Part:BBa_K1582004
GFP+sJanus Fusion Protein
Sequence and Features
- 10COMPATIBLE WITH RFC[10]
- 12COMPATIBLE WITH RFC[12]
- 21COMPATIBLE WITH RFC[21]
- 23COMPATIBLE WITH RFC[23]
- 25INCOMPATIBLE WITH RFC[25]Illegal NgoMIV site found at 976
- 1000INCOMPATIBLE WITH RFC[1000]Illegal BsaI.rc site found at 644
Illegal SapI site found at 985
Usage
Admittedly the separation of proteins is difficult in biological experiments. More often than not, we use chromatography, but it is expensive. Extraction turns to be cheap, however, its low separation rate is really an obstacle.
Here comes the Janus, a kind of amphipathic protein, which is made into a fusion protein with the target and carry it to leave the bulk protein phase. We could use aqueous two-phase systems to make them separated from mixture, according to the property that Janus will direct to the phase of detergent in the system of detergent/polymer. GFP-sJanus fusion protein could be used to verify this purification system.

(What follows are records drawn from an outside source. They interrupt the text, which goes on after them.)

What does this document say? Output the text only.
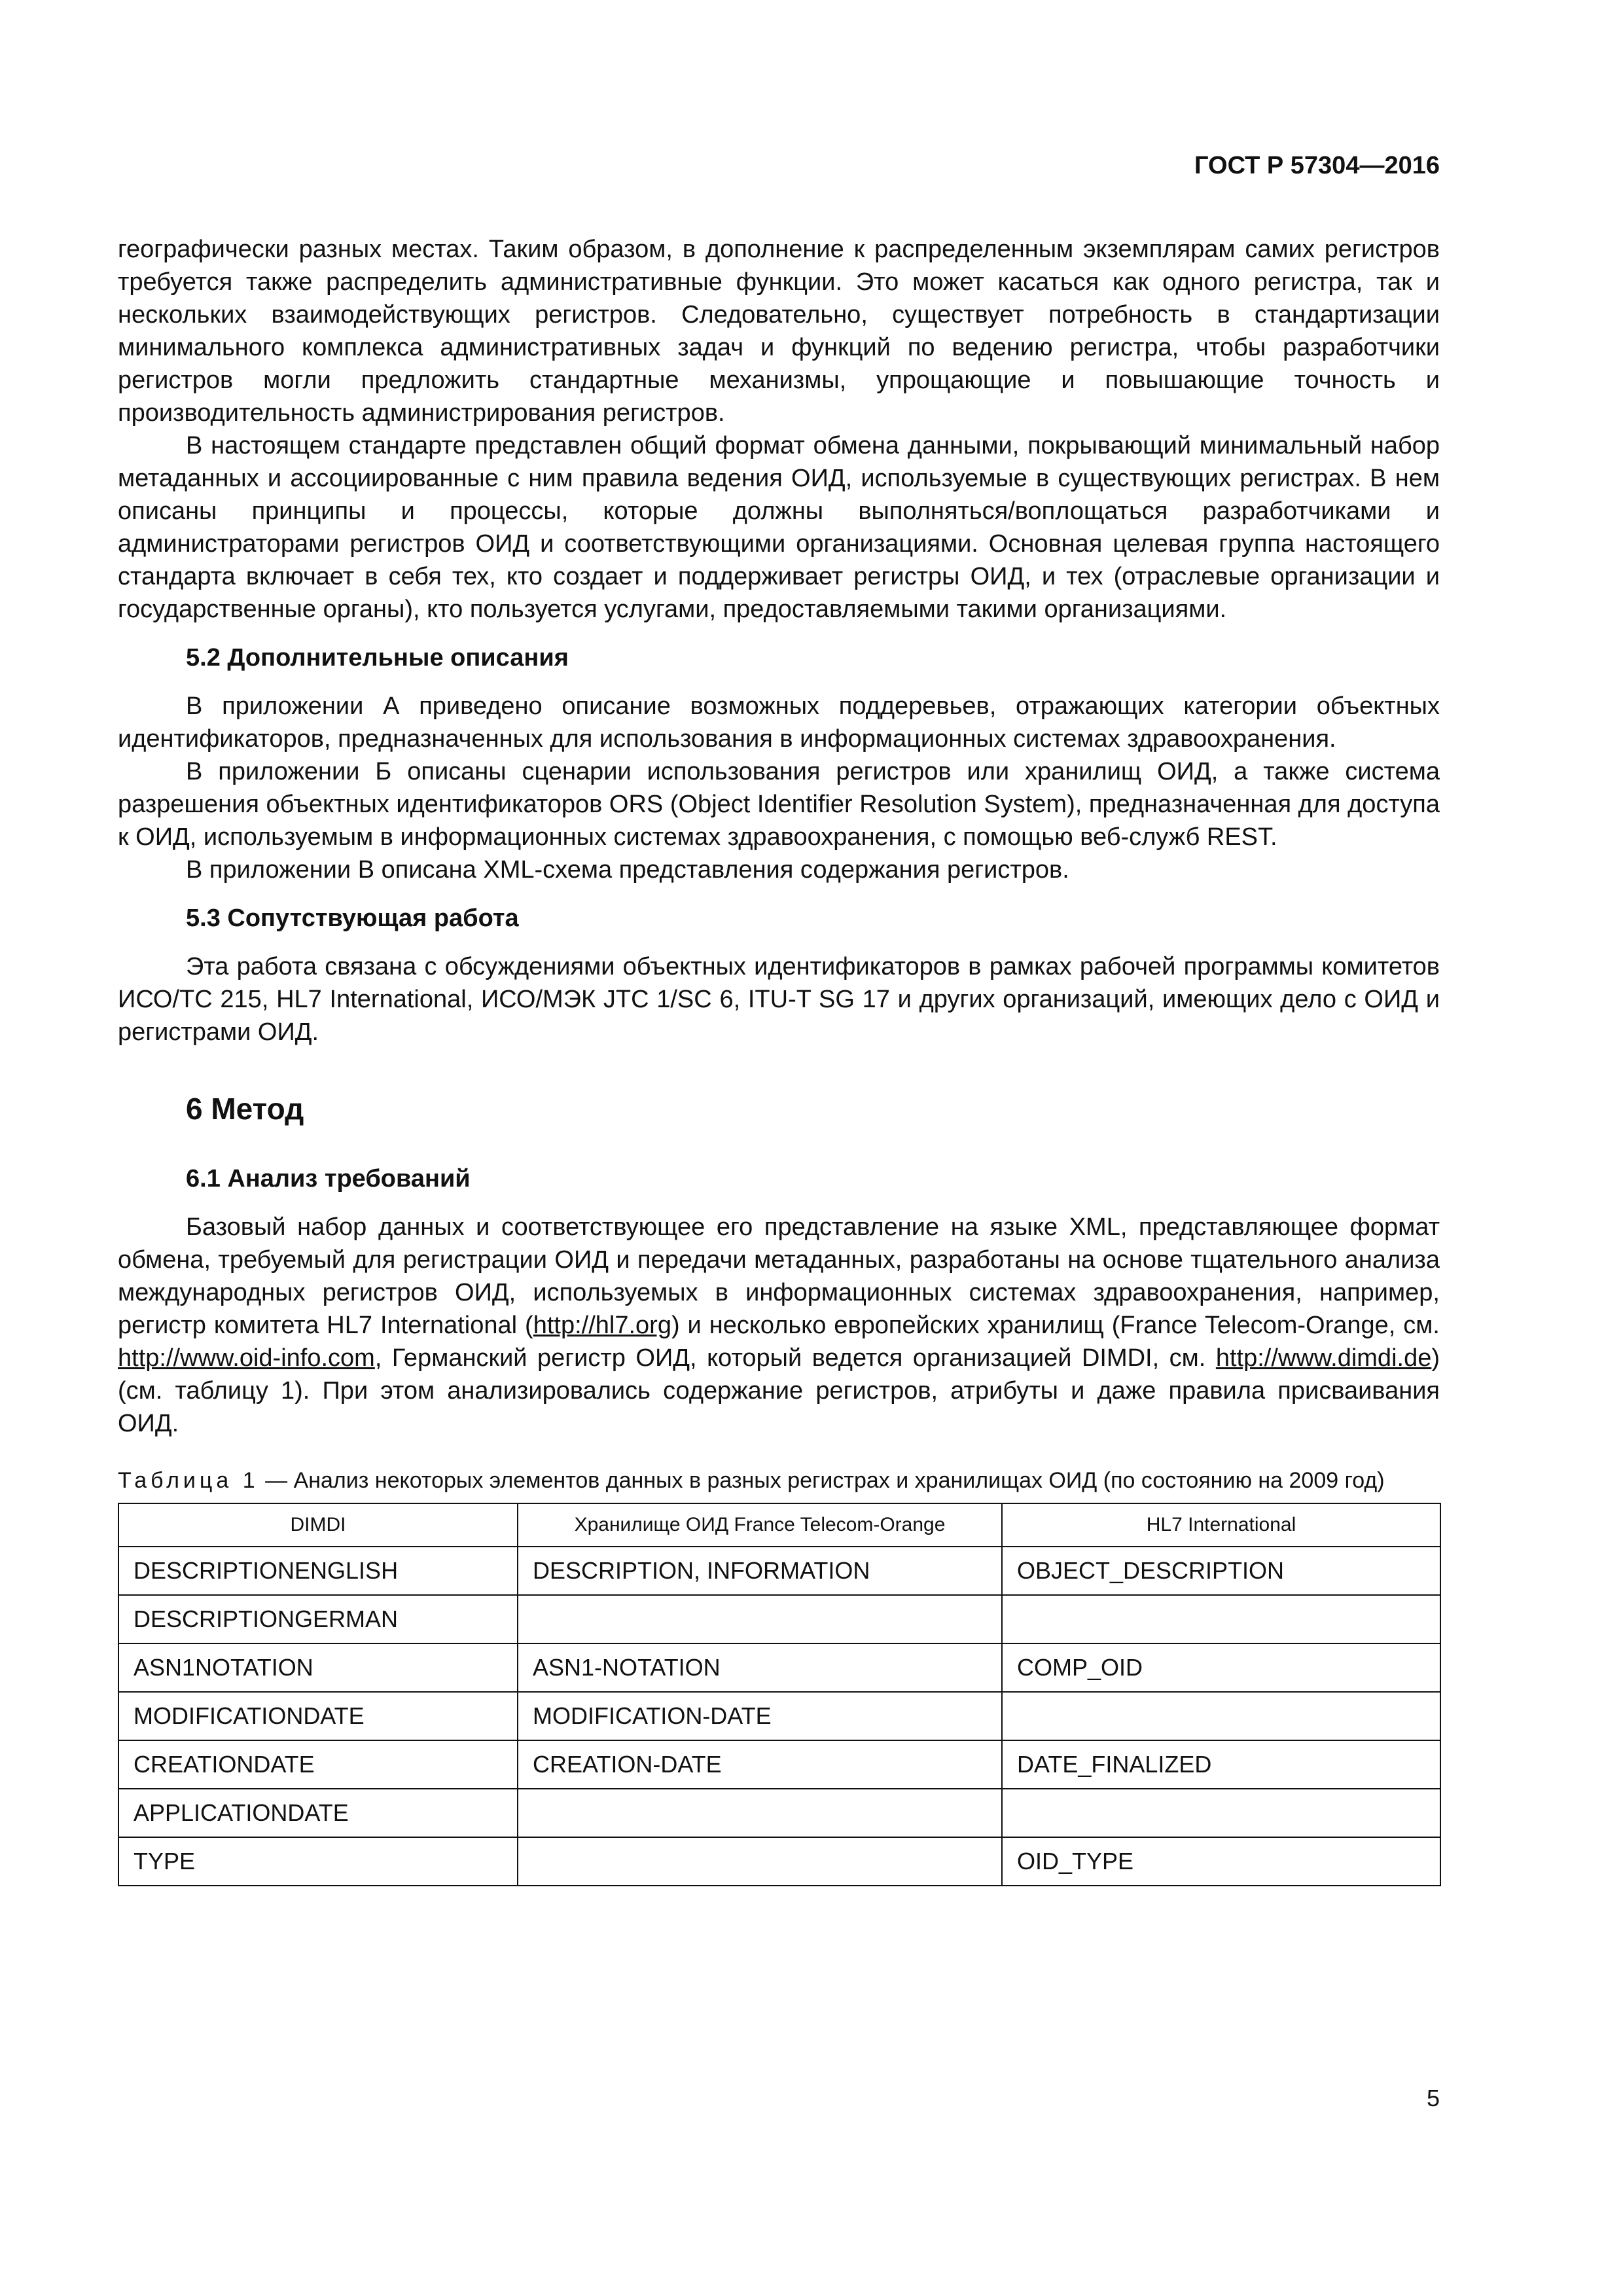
ГОСТ Р 57304—2016

географически разных местах. Таким образом, в дополнение к распределенным экземплярам самих регистров требуется также распределить административные функции. Это может касаться как одного регистра, так и нескольких взаимодействующих регистров. Следовательно, существует потребность в стандартизации минимального комплекса административных задач и функций по ведению регистра, чтобы разработчики регистров могли предложить стандартные механизмы, упрощающие и повышающие точность и производительность администрирования регистров.

В настоящем стандарте представлен общий формат обмена данными, покрывающий минимальный набор метаданных и ассоциированные с ним правила ведения ОИД, используемые в существующих регистрах. В нем описаны принципы и процессы, которые должны выполняться/воплощаться разработчиками и администраторами регистров ОИД и соответствующими организациями. Основная целевая группа настоящего стандарта включает в себя тех, кто создает и поддерживает регистры ОИД, и тех (отраслевые организации и государственные органы), кто пользуется услугами, предоставляемыми такими организациями.

5.2 Дополнительные описания

В приложении А приведено описание возможных поддеревьев, отражающих категории объектных идентификаторов, предназначенных для использования в информационных системах здравоохранения.

В приложении Б описаны сценарии использования регистров или хранилищ ОИД, а также система разрешения объектных идентификаторов ORS (Object Identifier Resolution System), предназначенная для доступа к ОИД, используемым в информационных системах здравоохранения, с помощью веб-служб REST.

В приложении В описана XML-схема представления содержания регистров.

5.3 Сопутствующая работа

Эта работа связана с обсуждениями объектных идентификаторов в рамках рабочей программы комитетов ИСО/ТС 215, HL7 International, ИСО/МЭК JTC 1/SC 6, ITU-T SG 17 и других организаций, имеющих дело с ОИД и регистрами ОИД.

6 Метод
6.1 Анализ требований

Базовый набор данных и соответствующее его представление на языке XML, представляющее формат обмена, требуемый для регистрации ОИД и передачи метаданных, разработаны на основе тщательного анализа международных регистров ОИД, используемых в информационных системах здравоохранения, например, регистр комитета HL7 International (http://hl7.org) и несколько европейских хранилищ (France Telecom-Orange, см. http://www.oid-info.com, Германский регистр ОИД, который ведется организацией DIMDI, см. http://www.dimdi.de) (см. таблицу 1). При этом анализировались содержание регистров, атрибуты и даже правила присваивания ОИД.

Таблица 1 — Анализ некоторых элементов данных в разных регистрах и хранилищах ОИД (по состоянию на 2009 год)
DIMDI	Хранилище ОИД France Telecom-Orange	HL7 International
DESCRIPTIONENGLISH	DESCRIPTION, INFORMATION	OBJECT_DESCRIPTION
DESCRIPTIONGERMAN		
ASN1NOTATION	ASN1-NOTATION	COMP_OID
MODIFICATIONDATE	MODIFICATION-DATE	
CREATIONDATE	CREATION-DATE	DATE_FINALIZED
APPLICATIONDATE		
TYPE		OID_TYPE
5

This part provide a new way to express purified GFP, and this method could also be used for other protein, which has been verified through our modeling. At the same time, we use GFP because the phenomenon of protein exraction could be very obvious.
Biology
sJanus are small secreted fungal proteins which can be found in filamentous fungi, which play a role in a broad range of processes in the growth and development of filamentous fungi. They shows thread-like structure, can be expressed in prokaryotic cells like E.coli, and are involved in transferring themselves to detergent phase spontaneously.
Reference
[1]Department of Microbiology, Groningen Biomolecular Sciences and Biotechnology Institute, University of Groningen, 9751 NN Haren, The Netherlands. Hydrophobins: multipurpose proteins.Annu Rev Microbiol. 2001;55:625-46.
Protein Expression
Figure 1. The result of protein GFP-sJanus expression. In this picture of gel, we can see that when induced by IPTG, the gene of GFP-sJanus expressed. The correspond place has been underlined by red line.
Figure 2. The result of protein BL21_GFP-sJanus expression. H is Protein marker. G is sample of liquid after filtration by Ni column. F is sample of media after removing impurity with 20mM MCAC.E is sample of liquid after removing impurity with 20mM MCAC. D is sample of media after removing impurity with 50mM MCAC. C is sample of liquid after removing impurity with 50mM MCAC. B is sample of media after removing impurity with 100mM MCAC.A is sample of liquid after removing impurity with 100mM MCAC.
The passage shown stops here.